Pasa horas parado frente a ella, evitando hablar con nadie. Luego de que se fueran los últimos bomberos, y ya sin la presencia de ojos curiosos, da una vuelta a la manzana, y al llegar nuevamente al portal decide entrar. Ya no le importan sus zapatos importados ni su traje hecho a medida, camina entre las cenizas y los restos de techo siguen lloviendo. Se va adentrando e intenta verla como en su infancia, los recuerdos duelen, le parece ver a sus abuelos, a sus primos, y es la imágen del velorio de sus padres el último recuerdo de ese lugar. Sus abuelos murieron poco después, y sus primos siguieron otros rumbos, ni sabe cuál fue el último en habitar la casa.

Llega a la cocina y acerca su frente a la puerta, o lo que queda de ella, madera negra y aún tibia por el fuego. Por el suelo se ven vidrios rotos, todo está destrozado, menos un vaso, que pareciera que cayó boca abajo sobre una maceta, y de milagro no está roto. Se acerca, toma el vaso, y de la maceta sale volando una mariposa, da unas vueltas a su alrededor y se va por la ventana. La sigue con la mirada y, aún con el vaso en la mano, se da vuelta y desanda sus pasos. Camina lento hacia la estación y, al subir a su auto, descubre que aún tiene el vaso en la mano, es el único vaso verde que conservaban sus abuelos, su preferido siendo niño. Lo deposita cuidadosamente en el asiento del acompañante y lo cubre con su bufanda, también verde aunque más oscura. Arranca y se aleja por última vez de aquel pueblo. Su pueblo natal. Que ya no es pueblo. Ni es suyo.

Camino a la luna

  

Sam no estaba seguro de si era una señal maravillosa o el presagio de un desastre pero sí sabía que esa luna encontrada en la calle de su primo lo llevaría a algún lugar misterioso y muy importante para su futuro. Deseó, por un instante, hacer como si no la hubiera visto, para continuar con su día normalmente o, mejor, no verla en absoluto.

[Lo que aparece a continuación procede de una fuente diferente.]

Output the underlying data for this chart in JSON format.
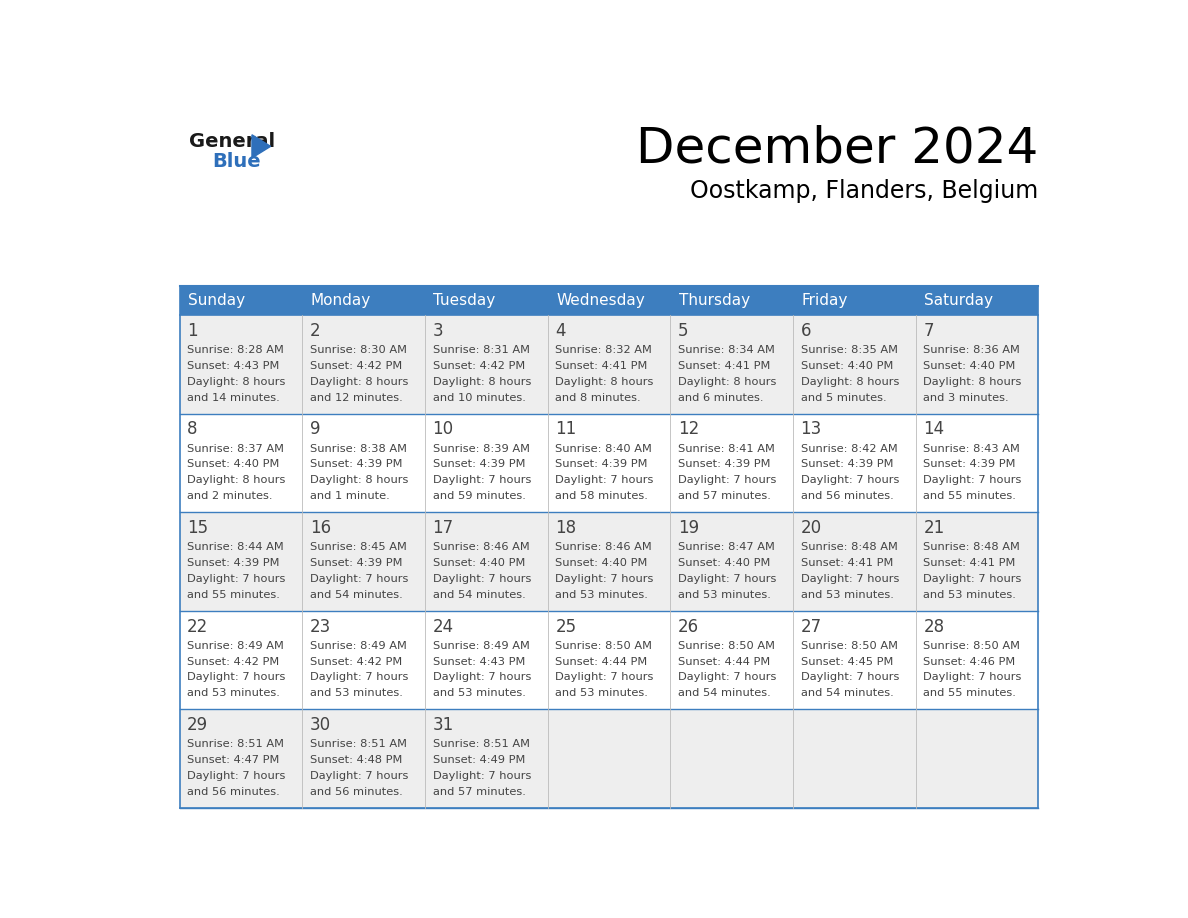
{
  "title": "December 2024",
  "subtitle": "Oostkamp, Flanders, Belgium",
  "header_color": "#3d7ebf",
  "header_text_color": "#ffffff",
  "day_names": [
    "Sunday",
    "Monday",
    "Tuesday",
    "Wednesday",
    "Thursday",
    "Friday",
    "Saturday"
  ],
  "row_bg_colors": [
    "#eeeeee",
    "#ffffff"
  ],
  "border_color": "#3d7ebf",
  "cell_border_color": "#bbbbbb",
  "text_color": "#444444",
  "days": [
    {
      "day": 1,
      "col": 0,
      "row": 0,
      "sunrise": "8:28 AM",
      "sunset": "4:43 PM",
      "daylight": "8 hours and 14 minutes."
    },
    {
      "day": 2,
      "col": 1,
      "row": 0,
      "sunrise": "8:30 AM",
      "sunset": "4:42 PM",
      "daylight": "8 hours and 12 minutes."
    },
    {
      "day": 3,
      "col": 2,
      "row": 0,
      "sunrise": "8:31 AM",
      "sunset": "4:42 PM",
      "daylight": "8 hours and 10 minutes."
    },
    {
      "day": 4,
      "col": 3,
      "row": 0,
      "sunrise": "8:32 AM",
      "sunset": "4:41 PM",
      "daylight": "8 hours and 8 minutes."
    },
    {
      "day": 5,
      "col": 4,
      "row": 0,
      "sunrise": "8:34 AM",
      "sunset": "4:41 PM",
      "daylight": "8 hours and 6 minutes."
    },
    {
      "day": 6,
      "col": 5,
      "row": 0,
      "sunrise": "8:35 AM",
      "sunset": "4:40 PM",
      "daylight": "8 hours and 5 minutes."
    },
    {
      "day": 7,
      "col": 6,
      "row": 0,
      "sunrise": "8:36 AM",
      "sunset": "4:40 PM",
      "daylight": "8 hours and 3 minutes."
    },
    {
      "day": 8,
      "col": 0,
      "row": 1,
      "sunrise": "8:37 AM",
      "sunset": "4:40 PM",
      "daylight": "8 hours and 2 minutes."
    },
    {
      "day": 9,
      "col": 1,
      "row": 1,
      "sunrise": "8:38 AM",
      "sunset": "4:39 PM",
      "daylight": "8 hours and 1 minute."
    },
    {
      "day": 10,
      "col": 2,
      "row": 1,
      "sunrise": "8:39 AM",
      "sunset": "4:39 PM",
      "daylight": "7 hours and 59 minutes."
    },
    {
      "day": 11,
      "col": 3,
      "row": 1,
      "sunrise": "8:40 AM",
      "sunset": "4:39 PM",
      "daylight": "7 hours and 58 minutes."
    },
    {
      "day": 12,
      "col": 4,
      "row": 1,
      "sunrise": "8:41 AM",
      "sunset": "4:39 PM",
      "daylight": "7 hours and 57 minutes."
    },
    {
      "day": 13,
      "col": 5,
      "row": 1,
      "sunrise": "8:42 AM",
      "sunset": "4:39 PM",
      "daylight": "7 hours and 56 minutes."
    },
    {
      "day": 14,
      "col": 6,
      "row": 1,
      "sunrise": "8:43 AM",
      "sunset": "4:39 PM",
      "daylight": "7 hours and 55 minutes."
    },
    {
      "day": 15,
      "col": 0,
      "row": 2,
      "sunrise": "8:44 AM",
      "sunset": "4:39 PM",
      "daylight": "7 hours and 55 minutes."
    },
    {
      "day": 16,
      "col": 1,
      "row": 2,
      "sunrise": "8:45 AM",
      "sunset": "4:39 PM",
      "daylight": "7 hours and 54 minutes."
    },
    {
      "day": 17,
      "col": 2,
      "row": 2,
      "sunrise": "8:46 AM",
      "sunset": "4:40 PM",
      "daylight": "7 hours and 54 minutes."
    },
    {
      "day": 18,
      "col": 3,
      "row": 2,
      "sunrise": "8:46 AM",
      "sunset": "4:40 PM",
      "daylight": "7 hours and 53 minutes."
    },
    {
      "day": 19,
      "col": 4,
      "row": 2,
      "sunrise": "8:47 AM",
      "sunset": "4:40 PM",
      "daylight": "7 hours and 53 minutes."
    },
    {
      "day": 20,
      "col": 5,
      "row": 2,
      "sunrise": "8:48 AM",
      "sunset": "4:41 PM",
      "daylight": "7 hours and 53 minutes."
    },
    {
      "day": 21,
      "col": 6,
      "row": 2,
      "sunrise": "8:48 AM",
      "sunset": "4:41 PM",
      "daylight": "7 hours and 53 minutes."
    },
    {
      "day": 22,
      "col": 0,
      "row": 3,
      "sunrise": "8:49 AM",
      "sunset": "4:42 PM",
      "daylight": "7 hours and 53 minutes."
    },
    {
      "day": 23,
      "col": 1,
      "row": 3,
      "sunrise": "8:49 AM",
      "sunset": "4:42 PM",
      "daylight": "7 hours and 53 minutes."
    },
    {
      "day": 24,
      "col": 2,
      "row": 3,
      "sunrise": "8:49 AM",
      "sunset": "4:43 PM",
      "daylight": "7 hours and 53 minutes."
    },
    {
      "day": 25,
      "col": 3,
      "row": 3,
      "sunrise": "8:50 AM",
      "sunset": "4:44 PM",
      "daylight": "7 hours and 53 minutes."
    },
    {
      "day": 26,
      "col": 4,
      "row": 3,
      "sunrise": "8:50 AM",
      "sunset": "4:44 PM",
      "daylight": "7 hours and 54 minutes."
    },
    {
      "day": 27,
      "col": 5,
      "row": 3,
      "sunrise": "8:50 AM",
      "sunset": "4:45 PM",
      "daylight": "7 hours and 54 minutes."
    },
    {
      "day": 28,
      "col": 6,
      "row": 3,
      "sunrise": "8:50 AM",
      "sunset": "4:46 PM",
      "daylight": "7 hours and 55 minutes."
    },
    {
      "day": 29,
      "col": 0,
      "row": 4,
      "sunrise": "8:51 AM",
      "sunset": "4:47 PM",
      "daylight": "7 hours and 56 minutes."
    },
    {
      "day": 30,
      "col": 1,
      "row": 4,
      "sunrise": "8:51 AM",
      "sunset": "4:48 PM",
      "daylight": "7 hours and 56 minutes."
    },
    {
      "day": 31,
      "col": 2,
      "row": 4,
      "sunrise": "8:51 AM",
      "sunset": "4:49 PM",
      "daylight": "7 hours and 57 minutes."
    }
  ],
  "logo_general_color": "#1a1a1a",
  "logo_blue_color": "#2e6fba",
  "title_fontsize": 36,
  "subtitle_fontsize": 17,
  "header_fontsize": 11,
  "day_num_fontsize": 12,
  "cell_text_fontsize": 8.2
}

Pero la había visto, y no había marcha atrás. Decidió seguir su rastro, casi se podría decir que fue abducido por sus rayos y haces de luz, y conducido por callejuelas que se perdían en el intrincado laberinto de la ciudad. Por momentos la ciudad no era la misma que él bien conocía, su ciudad natal, recorrida día a día en sus 38 años. Cada vuelta a la esquina se encontraba con casas nunca antes vistas, con perros que lo observaban desconfiados y gatos que escapaban al acercarse. Las cuadras eran cada vez más cortas, parecía un laberinto y que se acercara al centro, cada vez más cortas las calles y el haz de luz, que lo guiaba metro a metro, haciéndose cada vez más luminoso.

Lo que Sam no lograba detectar era que cada vez estaba más alto, que su camino no era horizontal, sino que iba en ascenso, rumbo a la luna.

Sus vecinos y familiares no volvieron a verlo, aunque cada noche de luna llena podían detectar una sombrita que parecía que caminaba en círculos sobre la cara de la luna.